A new AI test is surpassing models from OpenAI and Google.

AI Models and the Quest for Artificial General Intelligence (AGI)
Recent assessments suggest that major tech companies like Google, OpenAI, and DeepSeek are still far from achieving Artificial General Intelligence (AGI), as indicated by a new benchmark established by the Arc Prize Foundation. AGI refers to highly autonomous systems that outperform humans across a wide variety of tasks.
The ARC-AGI Benchmark
The Arc Prize Foundation, a nonprofit organization dedicated to measuring advancements in AGI, recently introduced a new test known as ARC-AGI-2. This benchmark evaluates AI models on their capacity for general intelligence through visual puzzles that require pattern recognition, contextual clues, and reasoning. The goal is to assess a model’s ability to understand and solve problems dynamically rather than relying solely on pre-programmed knowledge.
AI Model Scores on the Benchmark
According to the current standings on the ARC-AGI leaderboard, the results from leading AI models reveal significant shortcomings:
- OpenAI’s o3-low: Scored 4% on the second edition, a drastic decline from its 75.7% score on the first edition.
- Google’s Gemini 2.0 Flash: Achieved a score of 1.3%.
- DeepSeek R1: Also landed at 1.3%.
- Anthropic’s Claude 3.7: Scored 0.9%.
These scores highlight both the challenges involved in achieving AGI and the distance that remains in developing AI systems that can match human-like general intelligence.
Opinions on the Timeline for AGI
The topic of how soon we might see AGI is contentious. Notable opinions include:
- Dario Amodei (CEO of Anthropic): Believes AGI could emerge in the next two to three years.
- Sam Altman (CEO of OpenAI): Suggests achieving AGI is feasible with current hardware.
- Experts like Gary Marcus and Yann LeCun argue that the current technology is insufficient, emphasizing the need for caution against overhyped expectations that could mislead investors and the public.
Challenges of Current AI Models
The ARC-AGI benchmark poses a unique challenge by preventing models from merely memorizing answers or generating complex responses without true understanding. Instead, the focus is on simpler puzzles that humans can navigate easily due to our inherent cognitive flexibility and ability to learn from limited experience. The test aims to demonstrate the gaps in current AI capabilities and emphasizes the difference between narrow, specialized intelligence and true general intelligence.

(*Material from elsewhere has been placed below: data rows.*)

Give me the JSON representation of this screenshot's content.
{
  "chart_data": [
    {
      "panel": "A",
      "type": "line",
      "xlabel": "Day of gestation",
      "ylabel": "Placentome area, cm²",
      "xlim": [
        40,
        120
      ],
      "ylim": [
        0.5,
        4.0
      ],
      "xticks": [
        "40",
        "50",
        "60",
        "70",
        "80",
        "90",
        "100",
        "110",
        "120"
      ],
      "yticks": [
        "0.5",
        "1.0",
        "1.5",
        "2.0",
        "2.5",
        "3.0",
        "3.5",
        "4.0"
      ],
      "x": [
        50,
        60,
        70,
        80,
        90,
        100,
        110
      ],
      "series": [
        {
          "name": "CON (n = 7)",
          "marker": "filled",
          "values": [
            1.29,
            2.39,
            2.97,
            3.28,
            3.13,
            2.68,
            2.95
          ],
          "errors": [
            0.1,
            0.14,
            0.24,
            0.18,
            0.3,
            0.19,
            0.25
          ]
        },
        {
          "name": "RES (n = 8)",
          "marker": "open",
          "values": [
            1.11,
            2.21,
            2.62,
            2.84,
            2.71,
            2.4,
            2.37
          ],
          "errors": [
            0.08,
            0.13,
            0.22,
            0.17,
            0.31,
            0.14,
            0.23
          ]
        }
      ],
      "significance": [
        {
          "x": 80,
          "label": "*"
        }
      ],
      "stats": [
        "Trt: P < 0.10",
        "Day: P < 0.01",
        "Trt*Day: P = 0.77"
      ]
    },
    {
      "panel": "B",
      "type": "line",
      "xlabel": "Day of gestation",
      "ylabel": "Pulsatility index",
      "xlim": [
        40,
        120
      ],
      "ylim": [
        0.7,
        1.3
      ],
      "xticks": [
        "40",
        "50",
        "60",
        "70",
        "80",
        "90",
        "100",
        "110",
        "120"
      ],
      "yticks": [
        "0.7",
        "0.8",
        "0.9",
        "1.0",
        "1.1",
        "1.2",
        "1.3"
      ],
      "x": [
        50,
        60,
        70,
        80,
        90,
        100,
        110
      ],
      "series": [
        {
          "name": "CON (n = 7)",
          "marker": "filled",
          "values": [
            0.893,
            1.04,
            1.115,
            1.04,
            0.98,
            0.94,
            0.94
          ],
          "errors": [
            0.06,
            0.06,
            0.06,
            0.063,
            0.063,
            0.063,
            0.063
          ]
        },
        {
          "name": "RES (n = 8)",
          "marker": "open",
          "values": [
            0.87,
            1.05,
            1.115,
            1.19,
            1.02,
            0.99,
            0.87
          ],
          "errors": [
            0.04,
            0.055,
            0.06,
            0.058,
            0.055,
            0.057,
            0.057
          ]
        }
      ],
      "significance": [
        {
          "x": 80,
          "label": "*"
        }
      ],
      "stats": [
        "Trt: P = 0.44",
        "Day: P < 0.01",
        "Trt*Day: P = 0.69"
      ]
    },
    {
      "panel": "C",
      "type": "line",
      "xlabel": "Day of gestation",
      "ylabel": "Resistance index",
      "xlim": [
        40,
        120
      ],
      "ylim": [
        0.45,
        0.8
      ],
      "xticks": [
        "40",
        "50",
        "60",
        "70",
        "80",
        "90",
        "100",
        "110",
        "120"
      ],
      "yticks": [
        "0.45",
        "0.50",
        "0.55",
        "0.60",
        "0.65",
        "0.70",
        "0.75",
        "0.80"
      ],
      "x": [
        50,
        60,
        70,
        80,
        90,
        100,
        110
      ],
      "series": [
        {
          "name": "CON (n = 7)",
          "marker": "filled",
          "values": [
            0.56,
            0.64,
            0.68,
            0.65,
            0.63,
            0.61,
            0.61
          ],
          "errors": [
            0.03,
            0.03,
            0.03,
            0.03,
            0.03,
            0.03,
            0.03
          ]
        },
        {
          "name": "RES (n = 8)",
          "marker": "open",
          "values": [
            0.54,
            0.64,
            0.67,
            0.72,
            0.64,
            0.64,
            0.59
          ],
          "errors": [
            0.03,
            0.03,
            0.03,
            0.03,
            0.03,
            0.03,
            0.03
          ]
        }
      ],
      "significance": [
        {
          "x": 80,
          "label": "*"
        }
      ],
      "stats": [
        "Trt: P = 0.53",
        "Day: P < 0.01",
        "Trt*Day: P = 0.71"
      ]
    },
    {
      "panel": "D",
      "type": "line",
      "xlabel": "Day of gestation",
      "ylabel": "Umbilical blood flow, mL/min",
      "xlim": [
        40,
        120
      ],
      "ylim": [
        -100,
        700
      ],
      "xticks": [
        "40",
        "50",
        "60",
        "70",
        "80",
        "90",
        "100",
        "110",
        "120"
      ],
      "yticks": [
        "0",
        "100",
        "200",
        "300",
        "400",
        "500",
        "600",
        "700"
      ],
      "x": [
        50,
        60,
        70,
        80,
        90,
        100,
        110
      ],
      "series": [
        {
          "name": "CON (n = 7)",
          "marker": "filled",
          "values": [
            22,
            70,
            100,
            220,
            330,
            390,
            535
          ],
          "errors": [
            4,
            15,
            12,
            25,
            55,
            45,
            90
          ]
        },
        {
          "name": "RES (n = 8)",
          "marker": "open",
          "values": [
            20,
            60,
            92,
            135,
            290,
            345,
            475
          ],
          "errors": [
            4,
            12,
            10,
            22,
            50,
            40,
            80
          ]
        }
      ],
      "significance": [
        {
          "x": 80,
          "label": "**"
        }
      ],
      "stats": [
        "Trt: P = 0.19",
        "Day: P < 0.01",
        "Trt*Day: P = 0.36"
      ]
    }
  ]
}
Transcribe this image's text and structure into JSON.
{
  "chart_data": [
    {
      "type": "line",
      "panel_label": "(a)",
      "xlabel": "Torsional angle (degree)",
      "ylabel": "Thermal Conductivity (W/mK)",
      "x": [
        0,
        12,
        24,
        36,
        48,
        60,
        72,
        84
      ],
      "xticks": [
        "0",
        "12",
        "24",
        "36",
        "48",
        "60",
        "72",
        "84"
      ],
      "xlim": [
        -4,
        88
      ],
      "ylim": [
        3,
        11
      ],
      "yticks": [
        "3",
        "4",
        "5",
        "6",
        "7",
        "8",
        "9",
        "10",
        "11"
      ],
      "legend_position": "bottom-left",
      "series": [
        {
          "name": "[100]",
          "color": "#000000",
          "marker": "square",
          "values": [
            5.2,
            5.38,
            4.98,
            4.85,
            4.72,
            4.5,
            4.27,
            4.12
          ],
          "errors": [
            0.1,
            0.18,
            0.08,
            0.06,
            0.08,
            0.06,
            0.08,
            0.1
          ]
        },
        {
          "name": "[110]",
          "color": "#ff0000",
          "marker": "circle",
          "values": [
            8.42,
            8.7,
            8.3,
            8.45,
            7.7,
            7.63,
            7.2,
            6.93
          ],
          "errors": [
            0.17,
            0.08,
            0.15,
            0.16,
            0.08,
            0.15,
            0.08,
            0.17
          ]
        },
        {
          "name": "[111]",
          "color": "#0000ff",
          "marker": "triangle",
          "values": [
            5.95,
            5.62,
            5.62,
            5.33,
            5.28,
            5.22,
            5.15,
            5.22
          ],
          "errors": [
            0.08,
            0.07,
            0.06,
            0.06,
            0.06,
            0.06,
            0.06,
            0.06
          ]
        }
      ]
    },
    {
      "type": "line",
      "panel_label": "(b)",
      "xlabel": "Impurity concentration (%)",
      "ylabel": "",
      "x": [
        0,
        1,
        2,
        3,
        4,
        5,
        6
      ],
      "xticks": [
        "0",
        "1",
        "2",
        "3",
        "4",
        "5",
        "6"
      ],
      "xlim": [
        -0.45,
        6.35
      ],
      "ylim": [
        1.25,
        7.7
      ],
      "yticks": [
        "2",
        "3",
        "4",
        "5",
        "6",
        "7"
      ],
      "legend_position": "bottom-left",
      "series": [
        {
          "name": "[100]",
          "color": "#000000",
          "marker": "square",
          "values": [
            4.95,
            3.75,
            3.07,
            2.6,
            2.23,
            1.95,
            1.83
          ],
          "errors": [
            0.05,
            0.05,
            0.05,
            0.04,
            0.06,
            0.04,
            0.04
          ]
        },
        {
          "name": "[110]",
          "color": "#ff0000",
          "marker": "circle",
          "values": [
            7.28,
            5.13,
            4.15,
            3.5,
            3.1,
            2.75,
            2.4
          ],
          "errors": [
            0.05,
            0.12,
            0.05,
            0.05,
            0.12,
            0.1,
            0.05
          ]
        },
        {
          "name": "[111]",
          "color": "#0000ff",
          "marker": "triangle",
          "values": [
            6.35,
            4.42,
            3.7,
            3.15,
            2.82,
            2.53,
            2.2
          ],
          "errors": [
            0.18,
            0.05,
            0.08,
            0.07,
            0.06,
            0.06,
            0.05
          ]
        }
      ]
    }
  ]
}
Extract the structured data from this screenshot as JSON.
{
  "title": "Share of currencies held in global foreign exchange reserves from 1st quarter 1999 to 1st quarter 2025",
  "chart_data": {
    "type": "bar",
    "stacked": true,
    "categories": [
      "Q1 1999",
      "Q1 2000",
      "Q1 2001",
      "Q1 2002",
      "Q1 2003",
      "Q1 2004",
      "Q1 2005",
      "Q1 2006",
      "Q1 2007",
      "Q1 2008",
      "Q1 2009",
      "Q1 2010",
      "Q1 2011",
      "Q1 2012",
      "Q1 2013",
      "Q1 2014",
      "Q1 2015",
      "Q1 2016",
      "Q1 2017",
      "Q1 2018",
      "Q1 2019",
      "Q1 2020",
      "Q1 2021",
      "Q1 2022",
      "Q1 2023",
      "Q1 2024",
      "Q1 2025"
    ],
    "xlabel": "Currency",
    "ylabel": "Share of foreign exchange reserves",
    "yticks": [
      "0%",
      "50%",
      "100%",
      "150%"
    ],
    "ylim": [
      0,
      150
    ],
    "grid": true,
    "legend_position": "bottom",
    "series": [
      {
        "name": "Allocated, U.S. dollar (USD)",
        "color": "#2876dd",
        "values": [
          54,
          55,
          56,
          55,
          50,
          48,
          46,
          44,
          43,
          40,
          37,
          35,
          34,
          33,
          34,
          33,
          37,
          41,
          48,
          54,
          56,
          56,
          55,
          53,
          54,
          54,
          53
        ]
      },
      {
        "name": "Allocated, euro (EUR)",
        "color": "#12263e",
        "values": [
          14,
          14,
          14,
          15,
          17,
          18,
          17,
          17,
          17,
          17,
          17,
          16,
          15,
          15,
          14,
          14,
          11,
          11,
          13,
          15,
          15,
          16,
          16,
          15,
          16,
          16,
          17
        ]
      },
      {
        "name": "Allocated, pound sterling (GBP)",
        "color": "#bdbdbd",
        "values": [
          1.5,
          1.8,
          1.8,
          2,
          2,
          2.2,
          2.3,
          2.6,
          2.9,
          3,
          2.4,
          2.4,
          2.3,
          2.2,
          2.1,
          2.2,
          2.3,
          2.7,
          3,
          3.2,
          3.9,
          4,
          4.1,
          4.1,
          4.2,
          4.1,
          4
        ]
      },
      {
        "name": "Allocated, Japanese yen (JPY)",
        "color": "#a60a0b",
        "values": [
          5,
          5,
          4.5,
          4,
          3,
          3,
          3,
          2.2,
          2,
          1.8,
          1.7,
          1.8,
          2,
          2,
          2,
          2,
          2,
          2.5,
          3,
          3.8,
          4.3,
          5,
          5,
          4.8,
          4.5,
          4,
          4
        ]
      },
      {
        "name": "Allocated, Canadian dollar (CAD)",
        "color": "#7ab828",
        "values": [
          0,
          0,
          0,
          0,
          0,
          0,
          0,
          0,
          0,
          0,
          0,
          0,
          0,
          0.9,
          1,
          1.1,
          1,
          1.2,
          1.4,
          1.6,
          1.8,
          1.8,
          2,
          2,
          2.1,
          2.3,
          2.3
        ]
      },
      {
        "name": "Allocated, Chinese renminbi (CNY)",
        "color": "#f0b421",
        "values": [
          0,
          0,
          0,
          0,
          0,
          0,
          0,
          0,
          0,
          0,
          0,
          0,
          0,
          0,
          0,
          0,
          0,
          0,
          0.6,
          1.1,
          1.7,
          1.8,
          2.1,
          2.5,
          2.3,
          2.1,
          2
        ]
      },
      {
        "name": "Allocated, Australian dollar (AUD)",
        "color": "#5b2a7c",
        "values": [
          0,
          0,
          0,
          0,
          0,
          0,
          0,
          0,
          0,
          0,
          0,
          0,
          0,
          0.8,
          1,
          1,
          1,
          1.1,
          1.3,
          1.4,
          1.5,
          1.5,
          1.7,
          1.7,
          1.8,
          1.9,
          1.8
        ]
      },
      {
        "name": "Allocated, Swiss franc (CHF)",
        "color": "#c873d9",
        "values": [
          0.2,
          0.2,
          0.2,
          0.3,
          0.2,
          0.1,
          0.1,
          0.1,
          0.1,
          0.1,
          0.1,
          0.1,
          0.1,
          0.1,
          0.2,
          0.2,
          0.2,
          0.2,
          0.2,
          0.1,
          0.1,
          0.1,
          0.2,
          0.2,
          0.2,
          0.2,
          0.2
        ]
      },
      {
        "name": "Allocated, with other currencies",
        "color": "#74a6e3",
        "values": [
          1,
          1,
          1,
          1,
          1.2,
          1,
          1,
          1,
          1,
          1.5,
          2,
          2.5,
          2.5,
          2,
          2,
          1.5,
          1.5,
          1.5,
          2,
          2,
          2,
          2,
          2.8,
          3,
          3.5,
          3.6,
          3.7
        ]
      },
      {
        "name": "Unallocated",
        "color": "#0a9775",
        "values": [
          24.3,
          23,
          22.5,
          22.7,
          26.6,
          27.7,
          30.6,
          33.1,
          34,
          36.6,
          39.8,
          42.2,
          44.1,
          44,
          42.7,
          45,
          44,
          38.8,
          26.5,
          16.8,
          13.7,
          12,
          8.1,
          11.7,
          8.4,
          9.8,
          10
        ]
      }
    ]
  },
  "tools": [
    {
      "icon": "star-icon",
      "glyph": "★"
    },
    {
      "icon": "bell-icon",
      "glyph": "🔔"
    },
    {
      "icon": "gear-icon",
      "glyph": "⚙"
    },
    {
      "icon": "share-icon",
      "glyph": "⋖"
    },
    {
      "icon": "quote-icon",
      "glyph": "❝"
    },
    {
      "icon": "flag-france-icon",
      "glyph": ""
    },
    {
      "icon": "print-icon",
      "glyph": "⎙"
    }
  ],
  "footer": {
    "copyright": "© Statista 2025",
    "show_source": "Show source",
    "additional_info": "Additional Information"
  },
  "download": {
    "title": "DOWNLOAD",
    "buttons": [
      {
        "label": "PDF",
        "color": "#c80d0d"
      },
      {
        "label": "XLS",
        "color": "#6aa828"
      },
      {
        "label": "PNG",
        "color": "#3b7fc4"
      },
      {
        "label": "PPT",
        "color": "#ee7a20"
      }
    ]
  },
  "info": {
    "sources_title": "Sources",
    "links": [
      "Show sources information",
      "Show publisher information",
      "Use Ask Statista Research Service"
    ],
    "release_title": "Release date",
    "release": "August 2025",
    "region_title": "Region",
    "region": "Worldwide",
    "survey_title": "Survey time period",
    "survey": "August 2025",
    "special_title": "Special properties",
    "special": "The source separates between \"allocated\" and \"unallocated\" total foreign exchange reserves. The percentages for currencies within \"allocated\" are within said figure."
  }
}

As mentioned in their announcement, "Intelligence requires the ability to generalize from limited experience and apply knowledge in new, unexpected situations." While current AI systems excel in specific tasks, like playing strategy games or recognizing images, they still lack the versatility needed to successfully tackle diverse real-world problems.
The Human-AI Gap
The benchmarks also shed light on what is referred to as the "human-AI gap." This concept underscores the ability of humans to learn new skills efficiently, a trait that current AI systems have yet to acquire.
To better understand the limitations of these AI models, individuals can experience the ARC-AGI test firsthand. It consists of puzzles similar to those found in popular brain teasers, like crossword puzzles or Wordle. The challenge posed by these tasks lies in their requirement for logical reasoning, something that the human brain is naturally attuned to do.
Progress Through Challenges
OpenAI’s performance drop from the first edition of the ARC-AGI to the second highlights the significant hurdles that remain on the path to developing AGI. Although AI has made strides in specialized domains, the consensus remains that reaching a level of intelligence comparable to humans requires extensive research and breakthroughs in understanding general intelligence. As the field evolves, these benchmarks will serve as crucial tools for measuring progress and redefining what is possible with artificial intelligence.